A Queda de um Anjo
Camilo Castelo
Branco
Capa: Carlos
César Vasconcelos
Colecção:
Clássicos para Leitores de Hoje
Relógio d’Água,
Lisboa Março de 2025
Abriram-se as Câmaras.
A oposição espantou-se de ver o deputado por Miranda
conversando muito mão por mão com os ministros. O abade de Estevães ousou
perguntar ao seu colega, amigo e correligionário, de que rumo estava. Calisto
respondeu que estava no rumo em que o farol da civilização alumiava com mais
clara luz. O desembargador
do eclesiástico redarguiu com admoestações benévolas.
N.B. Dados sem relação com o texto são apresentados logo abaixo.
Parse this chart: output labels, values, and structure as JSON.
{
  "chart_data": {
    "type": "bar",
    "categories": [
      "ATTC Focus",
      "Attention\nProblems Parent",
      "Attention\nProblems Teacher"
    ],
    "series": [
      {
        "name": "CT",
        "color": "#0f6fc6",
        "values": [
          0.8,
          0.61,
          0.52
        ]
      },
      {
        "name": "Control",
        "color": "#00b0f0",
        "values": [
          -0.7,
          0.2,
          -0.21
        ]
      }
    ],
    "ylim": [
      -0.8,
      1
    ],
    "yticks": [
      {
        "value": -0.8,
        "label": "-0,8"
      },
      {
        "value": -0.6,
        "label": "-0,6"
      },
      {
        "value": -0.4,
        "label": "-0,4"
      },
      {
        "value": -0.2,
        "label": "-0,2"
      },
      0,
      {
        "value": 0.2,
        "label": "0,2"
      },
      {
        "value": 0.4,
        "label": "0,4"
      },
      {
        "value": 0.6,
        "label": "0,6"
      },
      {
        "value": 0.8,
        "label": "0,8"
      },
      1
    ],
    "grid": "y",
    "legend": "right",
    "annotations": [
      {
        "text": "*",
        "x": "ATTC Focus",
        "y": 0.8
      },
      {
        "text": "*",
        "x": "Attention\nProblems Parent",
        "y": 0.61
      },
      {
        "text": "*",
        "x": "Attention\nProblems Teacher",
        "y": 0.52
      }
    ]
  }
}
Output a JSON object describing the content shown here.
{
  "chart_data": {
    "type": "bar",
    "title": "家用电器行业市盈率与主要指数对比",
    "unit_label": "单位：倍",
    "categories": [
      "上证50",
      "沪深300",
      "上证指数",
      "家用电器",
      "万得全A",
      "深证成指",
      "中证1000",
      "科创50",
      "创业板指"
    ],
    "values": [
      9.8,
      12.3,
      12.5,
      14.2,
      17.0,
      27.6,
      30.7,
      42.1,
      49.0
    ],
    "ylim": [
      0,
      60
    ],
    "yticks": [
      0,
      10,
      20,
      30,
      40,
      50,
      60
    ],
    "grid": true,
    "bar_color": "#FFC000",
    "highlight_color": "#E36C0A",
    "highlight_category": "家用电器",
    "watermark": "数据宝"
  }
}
O
morgado sorriu-lhe na cara veneranda, e disse-lhe:
. Meu amigo, abra os olhos, que não há martirológico
para as toupeiras. As ideias não se formam na cabeça do homem; voejam na
atmosfera, respiram-se no ar, bebem-se na água, coam-se no sangue, entram nas
moléculas, e refundem, reformam e renovam a compleição do homem.
- Segue-se que está liberal? – perguntou o pávido
abade.
- Estou português do século XIX
- Apostalou! – disse com pesar mui estranhado o padre.
– Apostalou!...
- Da religião dos néscios.
-Mercês! – acudiu o abade.
- Sem direitos – retorquiu o sardónico Barbuda.
Não tornaram-se a falar, até um dia do ano seguinte em
que o padre, despachado cónego da Sé patriarcal de Lisboa, aceitou o parabém e
o sorriso pungitivo de Calisto Elói.